Hackers have hijacked the account details of 400,000 Optus Internet dial-up customers launching the biggest computer crime investigation undertaken by the NSW Police.
Both Optus and the NSW Police have confirmed the hack attack in which the entire customer database and account details were hijacked on December 19.
But an Optus spokeswoman denied credit card details were stolen, adding that the information couldn't be compromised in any way, because it was encrypted.
However, reliable sources have told Computerworld that credit card details were stolen, and that details were posted on the Internet for about four hours.
"Optus doesn't use a single field for the information; it breaks it up into separate fields, but it can still be used," a source said.
One Optus customer has had more than $500 stolen from a credit card account, but the spokeswoman said the two incidents were unrelated. After the December incident occurred, the telco e-mailed its entire Internet database advising customers to change their passwords and user names, the spokeswoman said.
A spokeswoman at the NSW Police Media Unit confirmed the investigation is under way and is being handled by the Commercial Crime Agency, but was unable to release details because investigations were continuing.
She said the Police had a number of good leads simply stating that, "we can confirm there is an investigation under way involving Optus".
IT security consultancy E-Secure Pty Ltd is providing technical support in the investigation, but could not comment due to strict nondisclosure agreements.
The company's general manager of sales and marketing, John Paul Burgess said E-Secure does a lot of work with Optus, but was unwilling to discuss recent security breaches.
According to sources, the NSW Police has been able to narrow the investigation down to three or four computers in South East Asia and is close to a breakthrough in the case, but Optus denied the claims.
The Optus spokeswoman said that as a "responsible corporate citizen" customers were advised of the hack attack and also advised Police were undertaking extensive investigations.
"An e-mail was sent to customers advising them to update their passwords," she said.
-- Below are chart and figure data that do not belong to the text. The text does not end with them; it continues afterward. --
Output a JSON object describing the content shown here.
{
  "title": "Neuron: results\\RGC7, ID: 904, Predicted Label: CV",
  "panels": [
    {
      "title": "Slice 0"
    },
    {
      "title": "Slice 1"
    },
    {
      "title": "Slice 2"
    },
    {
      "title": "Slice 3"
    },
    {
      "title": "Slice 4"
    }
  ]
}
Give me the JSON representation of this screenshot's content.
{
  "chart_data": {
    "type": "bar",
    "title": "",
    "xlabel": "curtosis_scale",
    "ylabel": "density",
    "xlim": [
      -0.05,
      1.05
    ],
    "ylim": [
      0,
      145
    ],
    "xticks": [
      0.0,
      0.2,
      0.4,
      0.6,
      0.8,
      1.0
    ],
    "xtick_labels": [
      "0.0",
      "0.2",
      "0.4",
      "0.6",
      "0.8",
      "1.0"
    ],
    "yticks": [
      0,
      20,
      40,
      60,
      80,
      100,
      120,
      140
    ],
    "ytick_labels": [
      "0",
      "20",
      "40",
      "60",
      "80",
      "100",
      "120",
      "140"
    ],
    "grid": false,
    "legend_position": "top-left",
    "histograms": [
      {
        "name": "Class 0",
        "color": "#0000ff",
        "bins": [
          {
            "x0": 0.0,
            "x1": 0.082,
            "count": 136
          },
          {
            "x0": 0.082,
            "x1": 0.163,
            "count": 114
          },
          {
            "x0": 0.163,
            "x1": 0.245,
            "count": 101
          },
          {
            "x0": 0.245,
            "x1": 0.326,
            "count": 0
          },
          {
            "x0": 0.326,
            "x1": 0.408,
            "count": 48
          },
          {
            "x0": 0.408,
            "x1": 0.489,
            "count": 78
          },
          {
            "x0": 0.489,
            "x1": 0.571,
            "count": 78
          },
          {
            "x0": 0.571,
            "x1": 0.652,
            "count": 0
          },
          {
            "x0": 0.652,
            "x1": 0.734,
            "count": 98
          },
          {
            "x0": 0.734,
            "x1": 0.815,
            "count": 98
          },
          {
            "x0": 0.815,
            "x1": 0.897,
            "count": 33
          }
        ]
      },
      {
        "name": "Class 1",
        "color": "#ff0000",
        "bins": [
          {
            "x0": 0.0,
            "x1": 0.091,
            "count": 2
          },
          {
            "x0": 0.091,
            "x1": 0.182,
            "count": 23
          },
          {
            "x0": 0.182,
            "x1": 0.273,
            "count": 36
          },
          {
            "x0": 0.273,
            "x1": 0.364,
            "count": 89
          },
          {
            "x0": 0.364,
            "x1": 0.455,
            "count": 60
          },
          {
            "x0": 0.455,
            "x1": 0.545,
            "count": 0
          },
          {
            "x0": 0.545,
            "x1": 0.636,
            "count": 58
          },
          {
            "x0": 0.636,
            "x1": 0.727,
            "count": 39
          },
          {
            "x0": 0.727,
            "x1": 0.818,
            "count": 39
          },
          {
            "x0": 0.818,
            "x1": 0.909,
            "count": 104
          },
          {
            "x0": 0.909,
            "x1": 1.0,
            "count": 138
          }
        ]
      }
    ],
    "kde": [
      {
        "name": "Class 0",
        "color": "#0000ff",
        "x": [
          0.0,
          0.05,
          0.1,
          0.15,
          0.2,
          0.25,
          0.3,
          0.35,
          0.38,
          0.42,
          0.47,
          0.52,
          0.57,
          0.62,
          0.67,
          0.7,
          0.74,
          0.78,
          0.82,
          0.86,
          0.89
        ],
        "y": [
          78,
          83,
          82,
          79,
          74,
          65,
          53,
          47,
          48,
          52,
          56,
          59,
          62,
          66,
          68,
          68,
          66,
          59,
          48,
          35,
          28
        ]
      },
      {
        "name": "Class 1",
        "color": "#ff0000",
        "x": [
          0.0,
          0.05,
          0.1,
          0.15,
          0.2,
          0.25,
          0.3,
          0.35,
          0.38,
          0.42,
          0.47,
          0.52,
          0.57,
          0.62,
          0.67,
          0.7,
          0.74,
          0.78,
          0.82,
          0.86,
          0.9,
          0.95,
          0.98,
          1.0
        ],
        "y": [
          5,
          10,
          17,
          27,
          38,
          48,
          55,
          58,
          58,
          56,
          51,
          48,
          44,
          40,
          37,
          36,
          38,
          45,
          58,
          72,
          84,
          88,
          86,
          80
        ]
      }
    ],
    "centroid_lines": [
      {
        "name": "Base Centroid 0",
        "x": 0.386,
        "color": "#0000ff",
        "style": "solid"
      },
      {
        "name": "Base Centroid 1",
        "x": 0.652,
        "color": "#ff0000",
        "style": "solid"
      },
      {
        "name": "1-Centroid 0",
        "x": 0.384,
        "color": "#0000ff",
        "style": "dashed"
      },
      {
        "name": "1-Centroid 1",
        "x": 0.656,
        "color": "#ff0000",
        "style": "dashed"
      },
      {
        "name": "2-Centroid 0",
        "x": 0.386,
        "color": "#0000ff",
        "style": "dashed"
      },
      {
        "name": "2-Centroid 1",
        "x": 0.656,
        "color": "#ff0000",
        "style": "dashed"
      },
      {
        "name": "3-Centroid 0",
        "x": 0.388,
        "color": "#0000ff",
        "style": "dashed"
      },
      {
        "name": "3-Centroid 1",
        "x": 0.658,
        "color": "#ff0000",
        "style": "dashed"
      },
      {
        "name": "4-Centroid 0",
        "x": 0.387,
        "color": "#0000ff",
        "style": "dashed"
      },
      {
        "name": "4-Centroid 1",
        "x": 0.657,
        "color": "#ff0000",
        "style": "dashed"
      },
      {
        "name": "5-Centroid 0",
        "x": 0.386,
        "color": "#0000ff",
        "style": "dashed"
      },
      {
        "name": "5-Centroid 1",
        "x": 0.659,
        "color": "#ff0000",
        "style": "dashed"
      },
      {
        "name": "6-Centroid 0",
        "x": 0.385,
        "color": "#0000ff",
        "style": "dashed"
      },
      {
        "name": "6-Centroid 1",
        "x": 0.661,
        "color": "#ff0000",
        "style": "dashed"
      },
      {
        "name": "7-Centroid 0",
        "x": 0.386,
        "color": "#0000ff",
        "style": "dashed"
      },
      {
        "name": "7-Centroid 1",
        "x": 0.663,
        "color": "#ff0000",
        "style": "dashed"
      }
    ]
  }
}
Computerworld was unable to find documentation supporting this although the spokeswoman said the media were also advised.
When asked for a copy of the media statement the spokeswoman said some media were advised "verbally".
The spokeswoman also rejected claims in information obtained by Computerworld that Optus customer details had been hacked four times in the past year.
Computerworld understands that sections of data were obtained in a number of hacks over a period of 12 months, before all Internet customer details were taken on December 19.
While refuting these claims as untrue, the Optus spokeswoman said, "The last time we were attacked [before December 19] was two years ago."